Blow for commercial aircraft electric propulsion as Airbus and Rolls-Royce cancel E-Fan X programme | E-Fan X,electric,hybrid,Zunum Aero,E-Fan

(photo: Airbus)

Fri 1 May 2020 – Airbus and Rolls-Royce have announced an ending to their joint hybrid-electric E-Fan X demonstrator programme, a pioneering project directed towards the electrification of commercial passenger aircraft. A BAe 146 RJ100 test aircraft with one of its four jet engines replaced by a 2.5MW motor was due to embark on its first flight in 2021. With the industry in Covid-19 crisis mode, both parties have decided the actual requirement to carry out the test flight was “not critical at this time”.  Airbus Chief Technology Officer Grazia Vittadini said as the aircraft manufacturer started “to navigate the realities of a post-Covid-19 world”, it needed to refocus and reprioritise its efforts to decarbonise the aviation industry. Rolls-Royce CTO Paul Stein said the company would continue with ground testing of the power generation system it had developed for the programme.


Vittadini said when the E-Fan X project was launched in 2017, the ambition had been to push the limits of testing disruptive technologies for future aircraft.


“And we did just that – E-Fan X has shattered pre-conceived notions of what is possible in future flight,” she said. “This helped us pave the way for an industry-wide decarbonisation movement of which we’re proud to take the lead.”


However, decarbonising the industry was “no small feat”, she said. “To achieve this, we need to re-focus all of our efforts on technology bricks that will take us there. It’s for this reason that Airbus and Rolls-Royce have decided to bring the E-Fan X demonstrator to an end. As with all ground-breaking R&T projects, it’s our duty to constantly evaluate and reprioritise them to ensure alignment with our ambitions.
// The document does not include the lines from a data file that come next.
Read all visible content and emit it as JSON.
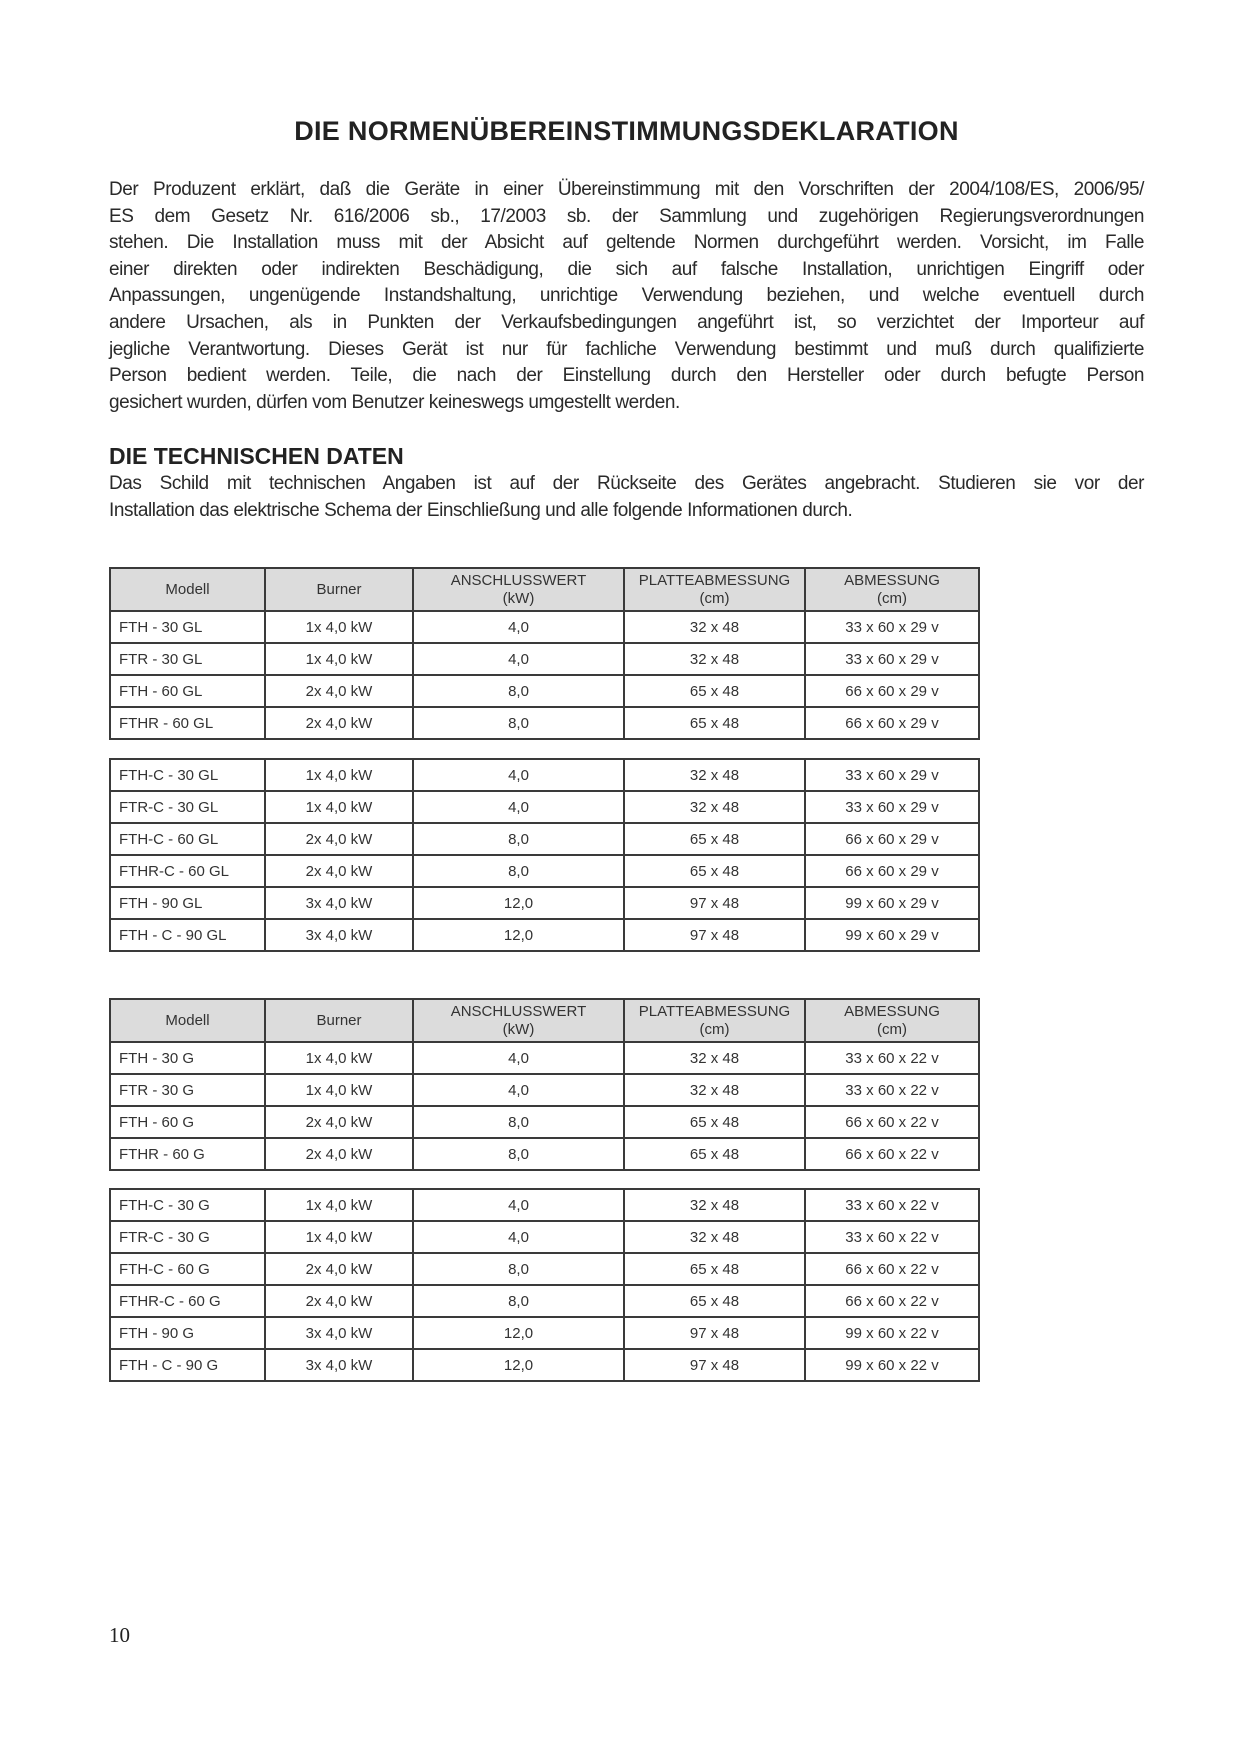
{
  "title": "DIE NORMENÜBEREINSTIMMUNGSDEKLARATION",
  "declaration_lines": [
    "Der Produzent erklärt, daß die Geräte in einer Übereinstimmung mit den Vorschriften der 2004/108/ES, 2006/95/",
    "ES dem Gesetz Nr. 616/2006 sb., 17/2003 sb. der Sammlung und zugehörigen Regierungsverordnungen",
    "stehen. Die Installation muss mit der Absicht auf geltende Normen durchgeführt werden. Vorsicht, im Falle",
    "einer direkten oder indirekten Beschädigung, die sich auf falsche Installation, unrichtigen Eingriff oder",
    "Anpassungen, ungenügende Instandshaltung, unrichtige Verwendung beziehen, und welche eventuell durch",
    "andere Ursachen, als in Punkten der Verkaufsbedingungen angeführt ist, so verzichtet der Importeur auf",
    "jegliche Verantwortung. Dieses Gerät ist nur für fachliche Verwendung bestimmt und muß durch qualifizierte",
    "Person bedient werden. Teile, die nach der Einstellung durch den Hersteller oder durch befugte Person",
    "gesichert wurden, dürfen vom Benutzer keineswegs umgestellt werden."
  ],
  "tech_heading": "DIE TECHNISCHEN DATEN",
  "tech_lines": [
    "Das Schild mit technischen Angaben ist auf der Rückseite des Gerätes angebracht. Studieren sie vor der",
    "Installation das elektrische Schema der Einschließung und alle folgende Informationen durch."
  ],
  "headers": [
    [
      "Modell"
    ],
    [
      "Burner"
    ],
    [
      "ANSCHLUSSWERT",
      "(kW)"
    ],
    [
      "PLATTEABMESSUNG",
      "(cm)"
    ],
    [
      "ABMESSUNG",
      "(cm)"
    ]
  ],
  "tables": [
    {
      "groups": [
        [
          [
            "FTH - 30 GL",
            "1x 4,0 kW",
            "4,0",
            "32 x 48",
            "33 x 60 x 29 v"
          ],
          [
            "FTR - 30 GL",
            "1x 4,0 kW",
            "4,0",
            "32 x 48",
            "33 x 60 x 29 v"
          ],
          [
            "FTH - 60 GL",
            "2x 4,0 kW",
            "8,0",
            "65 x 48",
            "66 x 60 x 29 v"
          ],
          [
            "FTHR - 60 GL",
            "2x 4,0 kW",
            "8,0",
            "65 x 48",
            "66 x 60 x 29 v"
          ]
        ],
        [
          [
            "FTH-C - 30 GL",
            "1x 4,0 kW",
            "4,0",
            "32 x 48",
            "33 x 60 x 29 v"
          ],
          [
            "FTR-C - 30 GL",
            "1x 4,0 kW",
            "4,0",
            "32 x 48",
            "33 x 60 x 29 v"
          ],
          [
            "FTH-C - 60 GL",
            "2x 4,0 kW",
            "8,0",
            "65 x 48",
            "66 x 60 x 29 v"
          ],
          [
            "FTHR-C - 60 GL",
            "2x 4,0 kW",
            "8,0",
            "65 x 48",
            "66 x 60 x 29 v"
          ],
          [
            "FTH - 90 GL",
            "3x 4,0 kW",
            "12,0",
            "97 x 48",
            "99 x 60 x 29 v"
          ],
          [
            "FTH - C - 90 GL",
            "3x 4,0 kW",
            "12,0",
            "97 x 48",
            "99 x 60 x 29 v"
          ]
        ]
      ]
    },
    {
      "groups": [
        [
          [
            "FTH - 30 G",
            "1x 4,0 kW",
            "4,0",
            "32 x 48",
            "33 x 60 x 22 v"
          ],
          [
            "FTR - 30 G",
            "1x 4,0 kW",
            "4,0",
            "32 x 48",
            "33 x 60 x 22 v"
          ],
          [
            "FTH - 60 G",
            "2x 4,0 kW",
            "8,0",
            "65 x 48",
            "66 x 60 x 22 v"
          ],
          [
            "FTHR - 60 G",
            "2x 4,0 kW",
            "8,0",
            "65 x 48",
            "66 x 60 x 22 v"
          ]
        ],
        [
          [
            "FTH-C - 30 G",
            "1x 4,0 kW",
            "4,0",
            "32 x 48",
            "33 x 60 x 22 v"
          ],
          [
            "FTR-C - 30 G",
            "1x 4,0 kW",
            "4,0",
            "32 x 48",
            "33 x 60 x 22 v"
          ],
          [
            "FTH-C - 60 G",
            "2x 4,0 kW",
            "8,0",
            "65 x 48",
            "66 x 60 x 22 v"
          ],
          [
            "FTHR-C - 60 G",
            "2x 4,0 kW",
            "8,0",
            "65 x 48",
            "66 x 60 x 22 v"
          ],
          [
            "FTH - 90 G",
            "3x 4,0 kW",
            "12,0",
            "97 x 48",
            "99 x 60 x 22 v"
          ],
          [
            "FTH - C - 90 G",
            "3x 4,0 kW",
            "12,0",
            "97 x 48",
            "99 x 60 x 22 v"
          ]
        ]
      ]
    }
  ],
  "page_number": "10"
}
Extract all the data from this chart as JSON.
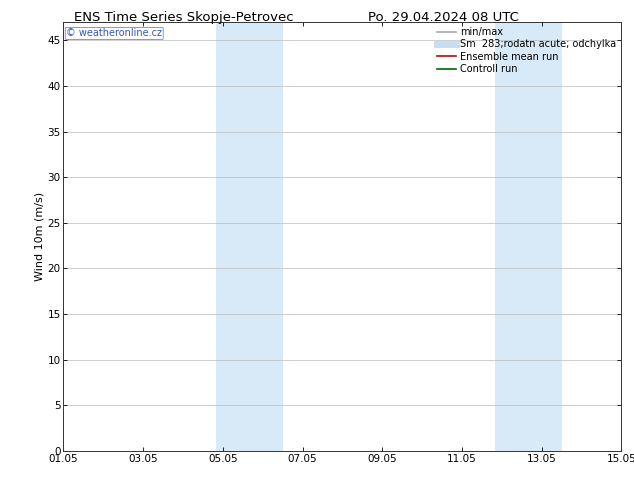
{
  "title_left": "ENS Time Series Skopje-Petrovec",
  "title_right": "Po. 29.04.2024 08 UTC",
  "ylabel": "Wind 10m (m/s)",
  "ymin": 0,
  "ymax": 47,
  "yticks": [
    0,
    5,
    10,
    15,
    20,
    25,
    30,
    35,
    40,
    45
  ],
  "xtick_labels": [
    "01.05",
    "03.05",
    "05.05",
    "07.05",
    "09.05",
    "11.05",
    "13.05",
    "15.05"
  ],
  "xtick_positions": [
    0,
    2,
    4,
    6,
    8,
    10,
    12,
    14
  ],
  "background_color": "#ffffff",
  "plot_bg_color": "#ffffff",
  "shaded_bands": [
    {
      "xstart": 3.83,
      "xend": 5.5,
      "color": "#d8eaf8"
    },
    {
      "xstart": 10.83,
      "xend": 12.5,
      "color": "#d8eaf8"
    }
  ],
  "watermark_text": "© weatheronline.cz",
  "watermark_color": "#3355cc",
  "legend_items": [
    {
      "label": "min/max",
      "color": "#aaaaaa",
      "lw": 1.2,
      "ls": "-"
    },
    {
      "label": "Sm  283;rodatn acute; odchylka",
      "color": "#c8ddf0",
      "lw": 5,
      "ls": "-"
    },
    {
      "label": "Ensemble mean run",
      "color": "#cc0000",
      "lw": 1.2,
      "ls": "-"
    },
    {
      "label": "Controll run",
      "color": "#006600",
      "lw": 1.2,
      "ls": "-"
    }
  ],
  "title_fontsize": 9.5,
  "tick_fontsize": 7.5,
  "ylabel_fontsize": 8,
  "watermark_fontsize": 7,
  "legend_fontsize": 7
}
These decisions are not always easy, but they’re undoubtedly necessary to stay the course.”


Those “technology bricks” included hybrid architectures, high-voltage systems and batteries that would be employed on other demonstrator projects, and would continue to be developed and matured at the Airbus E-Aircraft System Test House, reported Vittadini. Exploring the possibilities and limitations of serial hybrid-electric propulsion during the E-Fan X project had also opened up inquiry into other new technology pathways, such as hydrogen, she added.
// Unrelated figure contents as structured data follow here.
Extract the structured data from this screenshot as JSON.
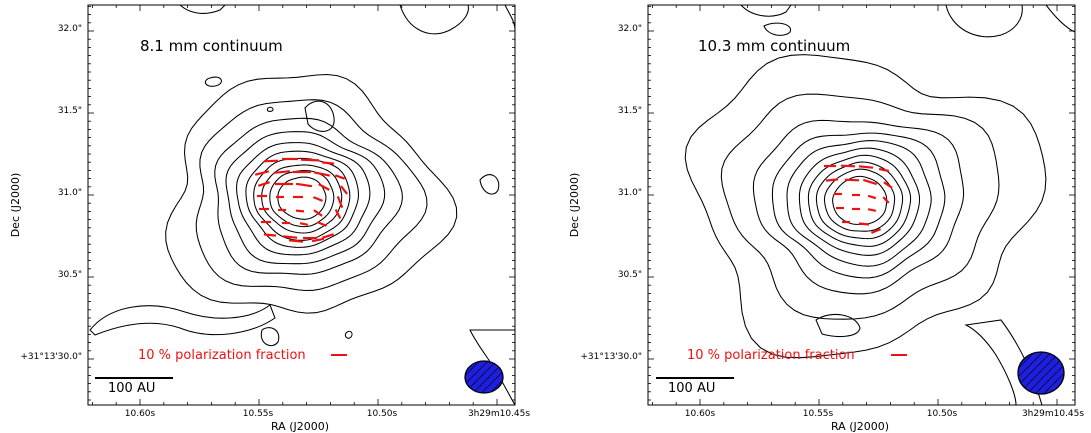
{
  "chart_data": [
    {
      "type": "contour",
      "panel": "left",
      "label": "8.1 mm continuum",
      "xlabel": "RA (J2000)",
      "ylabel": "Dec (J2000)",
      "x_ticks": [
        "10.60s",
        "10.55s",
        "10.50s",
        "3h29m10.45s"
      ],
      "y_ticks": [
        "32.0\"",
        "31.5\"",
        "31.0\"",
        "30.5\"",
        "+31°13'30.0\""
      ],
      "x_range_s": [
        10.625,
        10.435
      ],
      "y_range_arcsec": [
        29.7,
        32.1
      ],
      "source_center": {
        "ra_s": 10.543,
        "dec_arcsec": 30.93
      },
      "polarization_legend": "10 % polarization fraction",
      "scale_bar": "100 AU",
      "beam": {
        "shape": "ellipse",
        "fill": "#1f1fe0"
      },
      "contour_color": "#000000",
      "vector_color": "#ee1111"
    },
    {
      "type": "contour",
      "panel": "right",
      "label": "10.3 mm continuum",
      "xlabel": "RA (J2000)",
      "ylabel": "Dec (J2000)",
      "x_ticks": [
        "10.60s",
        "10.55s",
        "10.50s",
        "3h29m10.45s"
      ],
      "y_ticks": [
        "32.0\"",
        "31.5\"",
        "31.0\"",
        "30.5\"",
        "+31°13'30.0\""
      ],
      "x_range_s": [
        10.625,
        10.435
      ],
      "y_range_arcsec": [
        29.7,
        32.1
      ],
      "source_center": {
        "ra_s": 10.543,
        "dec_arcsec": 30.93
      },
      "polarization_legend": "10 % polarization fraction",
      "scale_bar": "100 AU",
      "beam": {
        "shape": "ellipse",
        "fill": "#1f1fe0"
      },
      "contour_color": "#000000",
      "vector_color": "#ee1111"
    }
  ]
}
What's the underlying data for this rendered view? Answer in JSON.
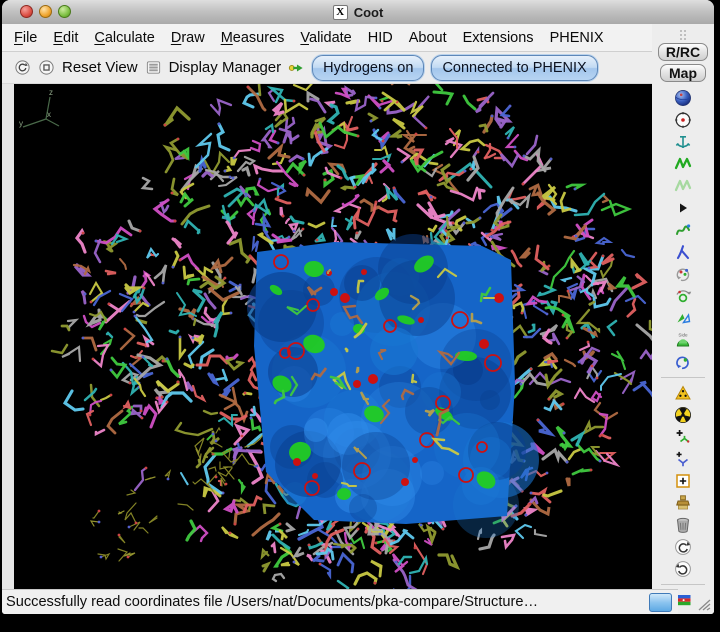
{
  "window": {
    "title": "Coot",
    "x11_icon": "X"
  },
  "menu": {
    "items": [
      {
        "label": "File",
        "mnemonic": true
      },
      {
        "label": "Edit",
        "mnemonic": true
      },
      {
        "label": "Calculate",
        "mnemonic": true
      },
      {
        "label": "Draw",
        "mnemonic": true
      },
      {
        "label": "Measures",
        "mnemonic": true
      },
      {
        "label": "Validate",
        "mnemonic": true
      },
      {
        "label": "HID",
        "mnemonic": false
      },
      {
        "label": "About",
        "mnemonic": false
      },
      {
        "label": "Extensions",
        "mnemonic": false
      },
      {
        "label": "PHENIX",
        "mnemonic": false
      }
    ]
  },
  "toolbar": {
    "icons": [
      "circle-back-icon",
      "circle-stop-icon"
    ],
    "reset_view_label": "Reset View",
    "display_manager_icon": "display-manager-icon",
    "display_manager_label": "Display Manager",
    "connect_icon": "connect-arrow-icon",
    "hydrogens_button": "Hydrogens on",
    "phenix_button": "Connected to PHENIX"
  },
  "right_panel": {
    "rrc_button": "R/RC",
    "map_button": "Map",
    "side_label": "Side",
    "icons": [
      "sphere-icon",
      "target-icon",
      "anchor-icon",
      "zigzag-icon",
      "zigzag-pale-icon",
      "triangle-right-icon",
      "squiggle-icon",
      "lambda-icon",
      "rotate-fragment-icon",
      "rotate-ring-icon",
      "flip-icon",
      "dome-icon",
      "rotate-blue-icon",
      "separator",
      "warning-icon",
      "radioactive-icon",
      "add-atom-icon",
      "add-terminal-icon",
      "box-plus-icon",
      "brush-icon",
      "trash-icon",
      "undo-icon",
      "redo-icon",
      "separator",
      "flag-icon",
      "separator",
      "play-icon"
    ]
  },
  "canvas": {
    "axes": {
      "x": "x",
      "y": "y",
      "z": "z",
      "line_color": "#4a6a4a",
      "label_color": "#8fa788"
    },
    "palette": [
      "#3fc93f",
      "#d04fc4",
      "#ee85c9",
      "#b06a42",
      "#2fb3b3",
      "#4a66d4",
      "#c9c943",
      "#9a64c9",
      "#a8a8a8",
      "#8f9a30",
      "#5fc9ee",
      "#e06060"
    ],
    "map_colors": {
      "base": "#1565c8",
      "dark": "#0a3f8f",
      "mid": "#1976d2",
      "light": "#2f8ae8",
      "diff_positive": "#22cc22",
      "diff_negative": "#cc1111"
    },
    "tail_colors": {
      "olive": "#8a8a28",
      "tip_red": "#cc4444",
      "tip_blue": "#5560cc"
    }
  },
  "status_bar": {
    "message": "Successfully read coordinates file /Users/nat/Documents/pka-compare/Structure…"
  }
}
“With our research partnerships on hybrid-electric and hydrogen airport infrastructure and operations, we will have laid a foundation for the future industry-wide adoption and regulatory acceptance of alternative-propulsion commercial aircraft,” she said.


“Thanks to these key learnings, Airbus has developed a more focused roadmap on how to progress on our ambitious decarbonisation commitments.”
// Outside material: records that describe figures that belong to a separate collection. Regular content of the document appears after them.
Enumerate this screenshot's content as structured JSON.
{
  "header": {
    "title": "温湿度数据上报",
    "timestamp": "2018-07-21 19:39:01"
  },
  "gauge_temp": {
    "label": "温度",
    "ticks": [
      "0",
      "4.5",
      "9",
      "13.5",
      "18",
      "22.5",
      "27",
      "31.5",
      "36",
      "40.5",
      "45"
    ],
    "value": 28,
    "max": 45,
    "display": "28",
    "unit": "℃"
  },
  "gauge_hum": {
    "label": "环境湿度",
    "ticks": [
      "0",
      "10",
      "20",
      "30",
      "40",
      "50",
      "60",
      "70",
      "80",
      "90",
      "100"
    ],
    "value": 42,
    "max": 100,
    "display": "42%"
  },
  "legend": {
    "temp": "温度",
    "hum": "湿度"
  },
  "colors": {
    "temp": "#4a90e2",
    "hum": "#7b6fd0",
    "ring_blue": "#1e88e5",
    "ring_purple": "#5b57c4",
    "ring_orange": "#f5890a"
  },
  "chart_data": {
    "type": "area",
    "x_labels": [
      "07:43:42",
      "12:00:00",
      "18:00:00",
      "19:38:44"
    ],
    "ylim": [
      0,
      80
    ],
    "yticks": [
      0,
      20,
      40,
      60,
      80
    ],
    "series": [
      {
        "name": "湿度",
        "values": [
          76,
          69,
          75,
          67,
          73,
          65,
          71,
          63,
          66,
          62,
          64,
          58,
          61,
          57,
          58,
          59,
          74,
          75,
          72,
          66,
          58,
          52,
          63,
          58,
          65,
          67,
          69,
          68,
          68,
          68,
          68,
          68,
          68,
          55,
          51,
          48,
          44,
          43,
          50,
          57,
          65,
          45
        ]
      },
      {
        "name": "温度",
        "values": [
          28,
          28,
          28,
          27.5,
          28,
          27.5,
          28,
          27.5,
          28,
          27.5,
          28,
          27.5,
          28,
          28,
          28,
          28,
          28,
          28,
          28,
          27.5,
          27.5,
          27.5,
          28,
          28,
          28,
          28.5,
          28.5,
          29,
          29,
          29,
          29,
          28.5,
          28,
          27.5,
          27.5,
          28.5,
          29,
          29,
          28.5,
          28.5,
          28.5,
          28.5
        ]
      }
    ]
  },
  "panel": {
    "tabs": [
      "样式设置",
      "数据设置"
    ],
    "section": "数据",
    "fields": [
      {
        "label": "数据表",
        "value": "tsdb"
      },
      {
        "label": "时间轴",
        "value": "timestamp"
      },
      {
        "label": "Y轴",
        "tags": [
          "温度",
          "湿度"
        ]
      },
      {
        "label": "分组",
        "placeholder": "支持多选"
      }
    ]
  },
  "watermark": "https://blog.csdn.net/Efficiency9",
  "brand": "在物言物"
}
Created at a scale never previously seen in the industry and one of the many great achievements of the programme, according to Stein, the power generation system developed by Rolls-Royce for E-Fan X comprised an embedded AE2100 gas turbine driving a 2.5MW generator and 3000V power electronics and an electric propulsion unit. The same size as a beer keg, the generator produces enough power to supply 2,500 homes, he said.


“The learning that has already placed us in an industry-leading position will be taken even further through the completion of the ground testing of our power generation system, which is already well advanced,” said Stein in a blog. “That work – one of a whole host of projects we are actively involved in – will ensure that we remain a pioneer of electrification, ready to power the more sustainable aircraft of the future.”


Zunum Aero, a US start-up that was developing a 12-seat hybrid-electric aircraft for short-haul passenger services failed last year, despite backing and funding from Boeing HorizonX and JetBlue Technology Ventures.